Play It Again, Bob!
From the Department of No Brainers: You're an author with a 10-year Hollywood hot streak and your new manuscript features a retired but sensitive 60-something Mafia hit man who breaks down every time he hears La Bohème. Who you gonna call? Robert De Niro, naturally. CAA's Sally Willcox submitted Don Winslow's latest thriller, The Winter of Frankie Machine (Knopf, 2006) to the legendary goodfella's Tribeca Productions as an exclusive. Clearly De Niro liked what he read—he's now attached to produce and star, and has it for three studios: Paramount, Warner's and home-studio Universal. Should Frankie go to Hollywood, it would cap a busy season for Winslow. Actor Paul Walker and director John Herzfeld recently signed on for Millennium Films' adaptation of his The Death and Life of Bobby Z (Knopf, 1997).

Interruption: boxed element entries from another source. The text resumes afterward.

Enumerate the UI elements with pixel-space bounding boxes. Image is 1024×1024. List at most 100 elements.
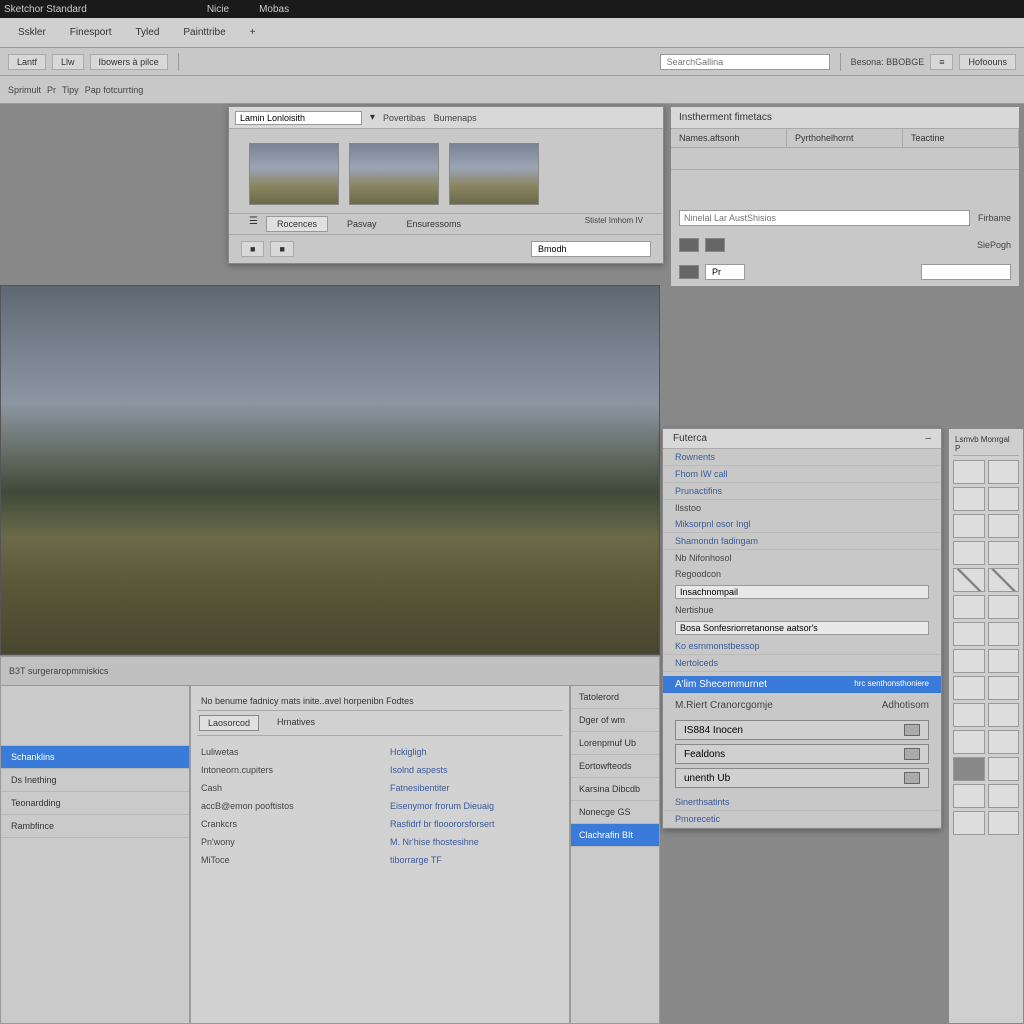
sect-prunac[interactable]: Prunactifins (663, 483, 941, 500)
list-item[interactable]: Eortowfteods (571, 755, 659, 778)
tool-18[interactable] (988, 703, 1020, 727)
sect-kdes[interactable]: Ko esrnmonstbessop (663, 638, 941, 655)
tool-20[interactable] (988, 730, 1020, 754)
panel-icon[interactable]: ☰ (249, 216, 258, 232)
menu-tyled[interactable]: Tyled (125, 23, 169, 42)
list-item[interactable]: Nonecge GS (571, 801, 659, 824)
bmodh-input[interactable] (531, 241, 651, 257)
highlight-row[interactable]: A'lim Shecemmurnethrc senthonsthoniere (663, 676, 941, 693)
sect-sinerth[interactable]: Sinerthsatints (663, 794, 941, 811)
bottom-icon-2[interactable]: ■ (270, 241, 293, 257)
btn-hofoouns[interactable]: Hofoouns (959, 54, 1016, 70)
tool-line2[interactable] (988, 568, 1020, 592)
list-item-selected[interactable]: Schanklins (1, 746, 189, 769)
btn-menu-icon[interactable]: ≡ (930, 54, 953, 70)
prop-val[interactable]: Hckigligh (390, 744, 559, 760)
tool-26[interactable] (988, 811, 1020, 835)
prop-val[interactable]: Eisenymor frorum Dieuaig (390, 798, 559, 814)
tab-bumenaps[interactable]: Bumenaps (434, 113, 477, 123)
menu-sskler[interactable]: Sskler (8, 23, 56, 42)
list-item[interactable]: Tatolerord (571, 686, 659, 709)
tool-12[interactable] (988, 622, 1020, 646)
prop-val[interactable]: Isolnd aspests (390, 762, 559, 778)
list-item-selected[interactable]: Clachrafin BIt (571, 824, 659, 847)
sect-misor[interactable]: Miksorpnl osor Ingl (663, 516, 941, 533)
list-item[interactable]: Dger of wm (571, 709, 659, 732)
opt-tipy[interactable]: Tipy (62, 85, 79, 95)
tool-13[interactable] (953, 649, 985, 673)
menu-plus[interactable]: + (240, 23, 266, 42)
tab-laosorcod[interactable]: Laosorcod (199, 715, 259, 731)
ninelal-input[interactable] (679, 210, 970, 226)
thumbnail-3[interactable] (449, 143, 539, 205)
tool-14[interactable] (988, 649, 1020, 673)
tool-24[interactable] (988, 784, 1020, 808)
search-input[interactable] (660, 54, 830, 70)
sect-shamon[interactable]: Shamondn fadingam (663, 533, 941, 550)
bottom-icon-1[interactable]: ■ (241, 241, 264, 257)
color-swatch-1[interactable] (679, 238, 699, 252)
tab-recents[interactable]: Rocences (266, 216, 328, 232)
sect-fhom[interactable]: Fhom IW call (663, 466, 941, 483)
prop-val[interactable]: Rasfidrf br flooororsforsert (390, 816, 559, 832)
sect-nerto[interactable]: Nertolceds (663, 655, 941, 672)
thumbnail-1[interactable] (249, 143, 339, 205)
bosa-input[interactable] (675, 621, 929, 635)
list-item[interactable]: Karsina Dibcdb (571, 778, 659, 801)
tool-16[interactable] (988, 676, 1020, 700)
insachn-input[interactable] (675, 585, 929, 599)
image-canvas[interactable] (0, 285, 660, 655)
tool-17[interactable] (953, 703, 985, 727)
title-menu-1[interactable]: Nicie (207, 4, 229, 15)
sect-pmore[interactable]: Pmorecetic (663, 811, 941, 828)
tab-hrnatives[interactable]: Hrnatives (269, 715, 323, 731)
tool-21[interactable] (953, 757, 985, 781)
prop-val[interactable]: M. Nr'hise fhostesihne (390, 834, 559, 850)
opt-pap[interactable]: Pap fotcurrting (85, 85, 144, 95)
menu-finesport[interactable]: Finesport (60, 23, 122, 42)
tab-pasvay[interactable]: Pasvay (336, 216, 388, 232)
list-item[interactable]: Ds Inething (1, 769, 189, 792)
tool-4[interactable] (988, 487, 1020, 511)
col-teactine[interactable]: Teactine (903, 129, 1019, 147)
tool-25[interactable] (953, 811, 985, 835)
tool-1[interactable] (953, 460, 985, 484)
tab-ensure[interactable]: Ensuressoms (396, 216, 473, 232)
close-icon[interactable]: – (925, 433, 931, 444)
tool-9[interactable] (953, 595, 985, 619)
tool-11[interactable] (953, 622, 985, 646)
tool-8[interactable] (988, 541, 1020, 565)
tool-2[interactable] (988, 460, 1020, 484)
col-names[interactable]: Names.aftsonh (671, 129, 787, 147)
tool-15[interactable] (953, 676, 985, 700)
tab-povertibas[interactable]: Povertibas (383, 113, 426, 123)
prop-val[interactable]: tiborrarge TF (390, 852, 559, 868)
tool-5[interactable] (953, 514, 985, 538)
tool-22[interactable] (988, 757, 1020, 781)
btn-lantf[interactable]: Lantf (8, 54, 46, 70)
menu-painttribe[interactable]: Painttribe (173, 23, 235, 42)
title-menu-2[interactable]: Mobas (259, 4, 289, 15)
list-item[interactable]: Rambfince (1, 815, 189, 838)
opt-pr[interactable]: Pr (47, 85, 56, 95)
btn-ibowers[interactable]: Ibowers à pilce (90, 54, 168, 70)
tool-23[interactable] (953, 784, 985, 808)
btn-fealdons[interactable]: Fealdons (675, 744, 929, 764)
list-item[interactable]: Teonardding (1, 792, 189, 815)
btn-llw[interactable]: Llw (52, 54, 84, 70)
btn-unenth[interactable]: unenth Ub (675, 768, 929, 788)
tool-6[interactable] (988, 514, 1020, 538)
col-pyrtho[interactable]: Pyrthohelhornt (787, 129, 903, 147)
right-input[interactable] (921, 264, 1011, 280)
list-item[interactable] (1, 686, 189, 746)
prop-val[interactable]: Fatnesibentiter (390, 780, 559, 796)
color-swatch-2[interactable] (705, 238, 725, 252)
tool-10[interactable] (988, 595, 1020, 619)
color-swatch-3[interactable] (679, 265, 699, 279)
thumbnail-2[interactable] (349, 143, 439, 205)
btn-inocen[interactable]: IS884 Inocen (675, 720, 929, 740)
thumbnail-title-input[interactable] (235, 111, 362, 125)
pr-input[interactable] (705, 264, 745, 280)
tool-19[interactable] (953, 730, 985, 754)
tool-line[interactable] (953, 568, 985, 592)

Jimmy Vines of the Vines Agency reps Winslow for lit. —J.A.
Boys Wanna Have Fun, Too
Why should girls have all the fun? Now that Fox 2000's adaptation of Lauren Weisberger's The Devil Wears Prada starring Anne Hathaway and Meryl Streep is halfway through production, development honchos are keeping their eyes out for the next big opportunity in assistant lit, gender be damned. Just sold to Little, Brown, David Bledin's Bank may just fit the bill. Based on the 24-year-old former investment banker's real-life experiences in Toronto, the debut novel follows a 20-something associate who quickly learns that sometimes a six-figure salary isn't worth the lack of sleep and overload of stress. Pitched in the vein of Adam Davies's The Frog King and Michael Lewis's Liar's Poker, the comedy is generating interest among several producers. Bledin is repped by Matt McGowan at Frances Goldin Literary Agency for lit and the Gersh Agency's Amy Schiffman for film. —M.K.
Hollywood on the Potomac
Clearly the town has a taste for the rough-and-tumble world of politics. There's The West Wing and this season's surprise hit Commander-in-Chief, of course, while on the feature side, there's Sammy's Hill (Hyperion, 2004), Kristin Gore's inside-the-beltway novel. Now comes Dog Days(Riverhead, Jan.) by D.C. journalist— turned—Wonkette blogger Ana Marie Cox, on submission from CAA's Shari Smiley. The novel follows 28-year-old campaign staffer Melanie Thorton as she juggles a blossoming romance with a political scandal that threatens to derail her candidate's presidential bid. Cox is in good hands: Smiley recently sold The Washingtonienne, the debut novel by fellow D.C. blogger Jessica Cutler, to HBO, with Sarah Jessica Parker producing. Gary Morris of the David Black Literary Agency reps Cox for lit. —J.A.
Briefs...
With at least four Katrina books already under contract, producers interested in bringing one of the U.S.'s most devastating natural disasters to the big screen have no shortage of literary source material. Question is, does Hollywood care? While one studio exec claims, "If a writer came to us with an interesting take, we'd be interested," others say Katrina is better suited for television. "It's not 9/11," says another. "It won't have the same impact on the public consciousness." Immediately after 9/11, many industry insiders speculated that it would take years before audiences could handle such raw subject matter. Universal, Paramount and Sony all have 9/11 projects in the works. —J.A.